María Magdalena Campos-Pons is a Nashville-based artist who grew up in Matanzas, Cuba, in a family with Nigerian, Spanish, and Chinese lineage. Through her installations, painting, photography, performance, and video, she explores dislocation, femininity, identity, longing, and spirituality. Campos-Pons is the Vanderbilt Cornelius Endowed Chair of Fine Arts Drawing, Performance, and Installation at Vanderbilt University.
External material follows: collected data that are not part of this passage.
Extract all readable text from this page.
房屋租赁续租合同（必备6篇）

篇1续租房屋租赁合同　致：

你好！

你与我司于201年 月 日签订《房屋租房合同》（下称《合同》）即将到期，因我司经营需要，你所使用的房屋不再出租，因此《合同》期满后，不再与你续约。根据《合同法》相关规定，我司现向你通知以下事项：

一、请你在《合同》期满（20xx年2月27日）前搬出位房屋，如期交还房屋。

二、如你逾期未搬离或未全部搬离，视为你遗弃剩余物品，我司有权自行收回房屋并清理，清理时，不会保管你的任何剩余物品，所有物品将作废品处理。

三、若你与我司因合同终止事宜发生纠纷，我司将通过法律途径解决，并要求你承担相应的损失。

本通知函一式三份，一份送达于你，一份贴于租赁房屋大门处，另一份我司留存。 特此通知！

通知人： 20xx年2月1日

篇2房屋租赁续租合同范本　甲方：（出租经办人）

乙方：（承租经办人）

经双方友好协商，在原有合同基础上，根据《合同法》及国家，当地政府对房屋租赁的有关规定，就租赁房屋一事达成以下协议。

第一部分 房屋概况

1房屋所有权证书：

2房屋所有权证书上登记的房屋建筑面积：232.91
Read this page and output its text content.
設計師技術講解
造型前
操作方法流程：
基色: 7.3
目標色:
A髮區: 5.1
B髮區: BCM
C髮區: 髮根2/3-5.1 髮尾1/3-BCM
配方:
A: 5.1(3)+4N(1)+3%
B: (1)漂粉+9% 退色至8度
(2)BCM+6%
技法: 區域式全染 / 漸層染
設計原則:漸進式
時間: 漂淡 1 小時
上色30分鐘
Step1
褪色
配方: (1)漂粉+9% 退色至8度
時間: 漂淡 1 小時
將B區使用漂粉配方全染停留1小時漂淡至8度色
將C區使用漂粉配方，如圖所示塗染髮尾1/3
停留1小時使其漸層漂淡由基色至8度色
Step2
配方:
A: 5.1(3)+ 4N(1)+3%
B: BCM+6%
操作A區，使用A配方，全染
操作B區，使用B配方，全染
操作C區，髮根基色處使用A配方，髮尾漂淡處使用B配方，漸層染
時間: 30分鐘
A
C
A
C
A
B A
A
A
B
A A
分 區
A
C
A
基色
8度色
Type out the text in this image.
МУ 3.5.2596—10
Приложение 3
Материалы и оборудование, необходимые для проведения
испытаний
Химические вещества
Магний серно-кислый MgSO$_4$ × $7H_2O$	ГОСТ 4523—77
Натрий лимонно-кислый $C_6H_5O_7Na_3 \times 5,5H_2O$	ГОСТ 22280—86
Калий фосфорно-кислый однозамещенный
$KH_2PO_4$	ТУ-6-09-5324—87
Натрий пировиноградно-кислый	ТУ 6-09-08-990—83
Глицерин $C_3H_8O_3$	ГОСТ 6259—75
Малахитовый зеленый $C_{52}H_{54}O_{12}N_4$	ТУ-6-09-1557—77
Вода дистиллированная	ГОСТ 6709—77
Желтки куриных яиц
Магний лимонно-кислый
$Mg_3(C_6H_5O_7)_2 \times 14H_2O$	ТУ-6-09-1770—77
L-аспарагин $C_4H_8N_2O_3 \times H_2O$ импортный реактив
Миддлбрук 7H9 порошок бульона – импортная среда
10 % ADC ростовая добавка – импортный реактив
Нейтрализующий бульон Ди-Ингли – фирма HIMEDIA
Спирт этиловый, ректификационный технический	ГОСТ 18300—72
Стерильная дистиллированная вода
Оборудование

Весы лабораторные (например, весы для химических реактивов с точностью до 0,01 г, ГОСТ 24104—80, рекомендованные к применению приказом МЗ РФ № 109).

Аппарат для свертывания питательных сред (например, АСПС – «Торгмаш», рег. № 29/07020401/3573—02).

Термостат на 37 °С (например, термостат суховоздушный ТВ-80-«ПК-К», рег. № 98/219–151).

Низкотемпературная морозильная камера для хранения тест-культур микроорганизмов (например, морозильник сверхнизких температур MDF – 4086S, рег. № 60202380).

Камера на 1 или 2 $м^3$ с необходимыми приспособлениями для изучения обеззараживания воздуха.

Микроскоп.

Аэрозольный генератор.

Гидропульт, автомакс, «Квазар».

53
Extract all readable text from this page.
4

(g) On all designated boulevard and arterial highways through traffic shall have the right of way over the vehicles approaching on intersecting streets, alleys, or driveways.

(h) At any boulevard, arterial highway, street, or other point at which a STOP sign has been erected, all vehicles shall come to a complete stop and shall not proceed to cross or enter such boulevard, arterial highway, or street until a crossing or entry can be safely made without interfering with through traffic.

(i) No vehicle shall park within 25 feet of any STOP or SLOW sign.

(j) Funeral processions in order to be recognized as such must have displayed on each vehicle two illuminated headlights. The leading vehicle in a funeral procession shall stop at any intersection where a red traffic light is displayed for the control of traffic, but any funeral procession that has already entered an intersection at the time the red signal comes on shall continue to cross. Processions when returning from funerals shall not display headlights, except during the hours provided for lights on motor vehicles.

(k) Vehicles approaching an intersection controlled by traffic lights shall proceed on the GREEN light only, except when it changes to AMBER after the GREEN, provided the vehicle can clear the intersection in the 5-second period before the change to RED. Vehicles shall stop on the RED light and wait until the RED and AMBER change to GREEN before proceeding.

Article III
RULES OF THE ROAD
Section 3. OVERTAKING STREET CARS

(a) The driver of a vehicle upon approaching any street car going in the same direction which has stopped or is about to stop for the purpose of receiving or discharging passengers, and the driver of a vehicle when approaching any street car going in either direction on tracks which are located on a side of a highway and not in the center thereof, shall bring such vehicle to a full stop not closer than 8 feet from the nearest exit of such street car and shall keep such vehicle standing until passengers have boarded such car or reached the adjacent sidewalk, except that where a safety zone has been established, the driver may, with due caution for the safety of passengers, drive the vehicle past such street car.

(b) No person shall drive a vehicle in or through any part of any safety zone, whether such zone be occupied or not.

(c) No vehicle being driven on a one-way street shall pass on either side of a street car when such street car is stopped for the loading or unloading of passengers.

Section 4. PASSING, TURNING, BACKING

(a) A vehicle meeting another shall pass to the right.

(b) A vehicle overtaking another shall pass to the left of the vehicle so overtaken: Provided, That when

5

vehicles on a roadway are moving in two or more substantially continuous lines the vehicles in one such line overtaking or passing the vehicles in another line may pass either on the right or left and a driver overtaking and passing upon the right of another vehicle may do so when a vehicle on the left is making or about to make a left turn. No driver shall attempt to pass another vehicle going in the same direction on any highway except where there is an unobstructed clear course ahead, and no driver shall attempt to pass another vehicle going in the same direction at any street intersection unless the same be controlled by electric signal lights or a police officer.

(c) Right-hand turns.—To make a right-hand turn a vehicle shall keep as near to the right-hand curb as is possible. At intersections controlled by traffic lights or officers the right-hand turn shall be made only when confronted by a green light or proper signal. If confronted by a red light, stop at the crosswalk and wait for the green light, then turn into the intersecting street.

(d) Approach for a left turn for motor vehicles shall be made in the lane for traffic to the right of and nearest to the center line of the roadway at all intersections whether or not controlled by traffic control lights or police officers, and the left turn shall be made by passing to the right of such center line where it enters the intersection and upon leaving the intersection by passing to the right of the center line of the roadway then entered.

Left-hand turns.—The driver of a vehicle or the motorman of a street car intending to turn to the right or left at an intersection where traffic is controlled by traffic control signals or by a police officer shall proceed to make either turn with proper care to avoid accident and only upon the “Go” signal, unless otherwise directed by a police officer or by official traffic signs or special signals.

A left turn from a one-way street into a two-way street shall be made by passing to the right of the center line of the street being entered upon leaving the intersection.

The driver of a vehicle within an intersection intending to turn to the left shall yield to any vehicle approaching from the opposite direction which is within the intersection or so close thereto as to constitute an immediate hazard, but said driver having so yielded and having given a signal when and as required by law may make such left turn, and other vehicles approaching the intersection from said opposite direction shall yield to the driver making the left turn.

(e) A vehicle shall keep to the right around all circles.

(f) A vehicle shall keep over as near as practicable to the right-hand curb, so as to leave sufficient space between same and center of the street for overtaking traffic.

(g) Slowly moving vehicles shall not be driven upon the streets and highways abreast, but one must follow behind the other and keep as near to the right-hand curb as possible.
The Museum of Modern Art presented Campos-Pons’ evocative multimedia installation Spoken Softly with Mama in 1998. It was then featured in Authentic/Ex-centric: Africa in and out of Africa at the 49th Venice Biennale in 2001. The Spelman College Museum of Fine Art acquired the second version, Spoken Softly with Mama II, in 2011 in celebration of its fifteenth anniversary. Both iterations evoke Campos-Pons’ mother and three generations of her matrilineage. Incorporating video projections, stylized ironing boards, and pâte de verre (a decorative glass made in a mold) irons, the artist conjures the intimate presence of female relatives, time-consuming domestic chores, and their shared experience of laboring over items that they could not afford. Curator Sally Berger described Spoken Softly with Mama as an installation in which Campos-Pons exchanged the ordinary materials that the women used for “fine wood, glass, and translucent fabric to signify the transcendence of their endeavors and the innate fragility of human relationships.” Spoken Softly with Mama II is an affirmation of resilience, strength, inspiration, affirmation, and joy.